Ob diese Euro-Transfergemeinschaft in bishergier Form nachhaltig existieren kann, wird davon abhängen  wie stark ihr schwächstes Mitglied auf Dauer sein wird. „Ähnliches durch Ähnliches“ heilen gelingt nur, wenn substantiell und konsequent die offen gelegten Schwachstellen des Euros behandeln werden. Nur oberflächlich Schulden durch Schulden zu bekämpfen funktioniert nicht.
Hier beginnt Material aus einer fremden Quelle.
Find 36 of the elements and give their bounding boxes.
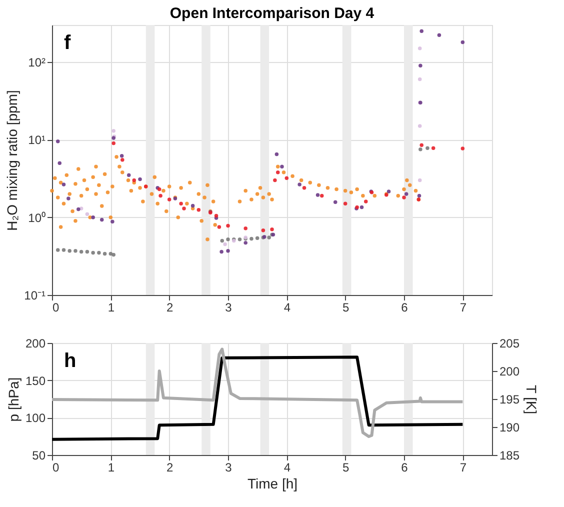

Nur wenn wieder langfristig und diszipliniert von allen Mitgliedern gewirtschaftet wird , können dadurch auch wieder Schulden getilgt werden, Erst dann könnte man von einem wirklichen homöopathischen Heilungsansatz sprechen. Um das zu gewährleisten müssen auch massive Kontroll- und Sanktionsmechanismen in die EU-Währungsverträge mit aufgenommen werden. Eine gemeinsam koordinierte europäische Wirtschafts- und Finanzpolitik  muss entstehen um das Vermögensgefälle innerhalb des Euro auszugleichen. Der Euro kann generell nur überleben, wenn er von innen heraus gesundet.

 

Selbst wenn diese Voraussetzungen erfüllt werden, ist die Wahrscheinlichkeit, das Euroland im Jahr 2020 noch aus den gleichen Mitgliedern von heute besteht denkbar klein. Viel wahrscheinlicher ist dagegen, dass nur die stärksten Wirtschaftsnationen dauerhaft im Euro bleiben können. Ein Kern-Europa wird den jetzigen Europa-Club ersetzen. Und wenn man diesen chirurgischen Eingriff nicht zulässt und weiter so Schulden macht, dann  ist der Patient Euro als Ganzes nicht zu retten.